These primitive clothes were either tied up or wrapped around the bodies as people went foraging for food.

Needles and threads
Some 19,000 years ago, evidence of needles made of bones and ivory were found. Around 6,000 years ago, woven textiles (linen) were found in Egypt as well as evidence of silk culture in China 5,000 years ago.

This marked the early beginning of dress-making.

Silk road
This was the series of ancient trade routes between China and countries in Asia Minor. The trading between them played a significant role in the development of civilization in China, India, Mesopotamia, Egypt, including Rome.

Classic clothes
In Greece, clothes were simple lengths of wool or linen secured at the shoulders with sashes used as belts. Peplos was a loose ankle-length robe worn by women while chlamys was knee-length robes worn by the men.
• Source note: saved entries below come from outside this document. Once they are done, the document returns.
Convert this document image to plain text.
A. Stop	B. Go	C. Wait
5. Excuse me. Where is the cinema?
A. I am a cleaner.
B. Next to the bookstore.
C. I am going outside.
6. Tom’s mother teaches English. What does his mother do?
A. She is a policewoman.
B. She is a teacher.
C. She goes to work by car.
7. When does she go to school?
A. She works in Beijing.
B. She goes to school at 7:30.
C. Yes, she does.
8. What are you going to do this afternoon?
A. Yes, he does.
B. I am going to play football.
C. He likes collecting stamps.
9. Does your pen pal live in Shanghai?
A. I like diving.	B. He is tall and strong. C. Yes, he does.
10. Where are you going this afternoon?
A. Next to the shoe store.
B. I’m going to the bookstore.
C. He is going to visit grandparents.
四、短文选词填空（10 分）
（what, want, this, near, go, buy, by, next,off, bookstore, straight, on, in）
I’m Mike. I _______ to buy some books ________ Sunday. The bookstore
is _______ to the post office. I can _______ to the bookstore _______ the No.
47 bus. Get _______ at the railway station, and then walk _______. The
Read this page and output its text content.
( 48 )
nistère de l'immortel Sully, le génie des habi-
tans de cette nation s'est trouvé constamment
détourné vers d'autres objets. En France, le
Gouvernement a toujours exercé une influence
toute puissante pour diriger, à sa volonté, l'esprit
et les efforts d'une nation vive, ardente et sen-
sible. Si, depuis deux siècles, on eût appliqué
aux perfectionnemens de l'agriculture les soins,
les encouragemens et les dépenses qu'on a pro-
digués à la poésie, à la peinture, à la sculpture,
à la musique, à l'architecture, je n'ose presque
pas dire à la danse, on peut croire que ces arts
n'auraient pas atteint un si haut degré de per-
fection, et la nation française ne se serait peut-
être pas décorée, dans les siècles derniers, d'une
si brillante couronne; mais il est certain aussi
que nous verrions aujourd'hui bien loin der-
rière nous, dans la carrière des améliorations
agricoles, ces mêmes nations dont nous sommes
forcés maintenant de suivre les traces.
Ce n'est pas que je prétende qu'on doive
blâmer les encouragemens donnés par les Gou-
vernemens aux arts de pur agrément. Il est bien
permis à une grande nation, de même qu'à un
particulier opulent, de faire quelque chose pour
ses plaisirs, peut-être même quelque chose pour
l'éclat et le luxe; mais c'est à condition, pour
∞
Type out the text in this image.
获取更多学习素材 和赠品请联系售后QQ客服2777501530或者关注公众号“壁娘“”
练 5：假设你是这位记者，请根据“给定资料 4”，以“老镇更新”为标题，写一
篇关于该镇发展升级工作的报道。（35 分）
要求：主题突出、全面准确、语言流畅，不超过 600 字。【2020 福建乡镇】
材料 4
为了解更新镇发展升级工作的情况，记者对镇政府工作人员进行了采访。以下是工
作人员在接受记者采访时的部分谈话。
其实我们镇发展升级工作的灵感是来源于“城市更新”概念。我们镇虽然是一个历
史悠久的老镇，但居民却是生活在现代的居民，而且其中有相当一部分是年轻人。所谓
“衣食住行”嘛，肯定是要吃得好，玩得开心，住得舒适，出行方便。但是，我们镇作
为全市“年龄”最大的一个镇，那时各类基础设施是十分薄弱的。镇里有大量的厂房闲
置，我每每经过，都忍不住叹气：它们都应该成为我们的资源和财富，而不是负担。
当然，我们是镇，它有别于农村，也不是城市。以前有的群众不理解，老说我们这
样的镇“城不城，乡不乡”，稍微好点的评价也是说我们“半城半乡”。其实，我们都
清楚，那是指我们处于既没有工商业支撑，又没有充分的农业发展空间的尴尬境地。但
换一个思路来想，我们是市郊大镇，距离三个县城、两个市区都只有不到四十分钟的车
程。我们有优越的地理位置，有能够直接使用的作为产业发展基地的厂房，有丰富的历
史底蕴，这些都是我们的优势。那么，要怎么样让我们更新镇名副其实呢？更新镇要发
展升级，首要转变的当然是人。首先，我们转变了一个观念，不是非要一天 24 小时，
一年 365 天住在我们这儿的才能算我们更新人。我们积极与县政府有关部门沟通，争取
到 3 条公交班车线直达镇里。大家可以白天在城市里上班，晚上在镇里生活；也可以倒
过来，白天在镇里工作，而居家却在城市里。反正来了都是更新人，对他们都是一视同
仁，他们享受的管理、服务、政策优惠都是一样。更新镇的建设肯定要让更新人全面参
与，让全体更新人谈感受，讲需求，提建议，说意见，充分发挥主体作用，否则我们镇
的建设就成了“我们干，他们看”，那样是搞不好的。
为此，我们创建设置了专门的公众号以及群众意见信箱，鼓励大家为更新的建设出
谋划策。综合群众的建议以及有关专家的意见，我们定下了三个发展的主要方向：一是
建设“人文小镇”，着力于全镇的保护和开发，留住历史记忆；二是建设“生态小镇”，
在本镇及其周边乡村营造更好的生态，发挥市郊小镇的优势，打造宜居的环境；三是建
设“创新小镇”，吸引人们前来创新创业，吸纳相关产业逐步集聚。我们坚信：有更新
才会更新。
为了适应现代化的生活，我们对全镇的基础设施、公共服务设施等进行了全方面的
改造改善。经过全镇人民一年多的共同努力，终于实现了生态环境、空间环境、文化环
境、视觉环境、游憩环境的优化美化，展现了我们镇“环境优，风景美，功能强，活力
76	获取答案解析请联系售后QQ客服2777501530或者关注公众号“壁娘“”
Both were covered with a loose cloak called himation.

The toga in Rome was an unsewn length of cloth draped on the body over a simple tunic.
This tunic is held together at the shoulders and at the sides.

Medieval Europe
By this time, there had been improvements on the quality of clothes. The Byzantines dressed themselves with richly patterned, embroidered cloths draped over a tunica, the replacement of the toga.

Early medieval Europeans either took to the short tunics with leggings of the invading population (Franks, Anglo-Saxons, and Visigoths) or to the longer Roman tunics.

Cotton and silk as well as dyed linen were popular alongside the old wool.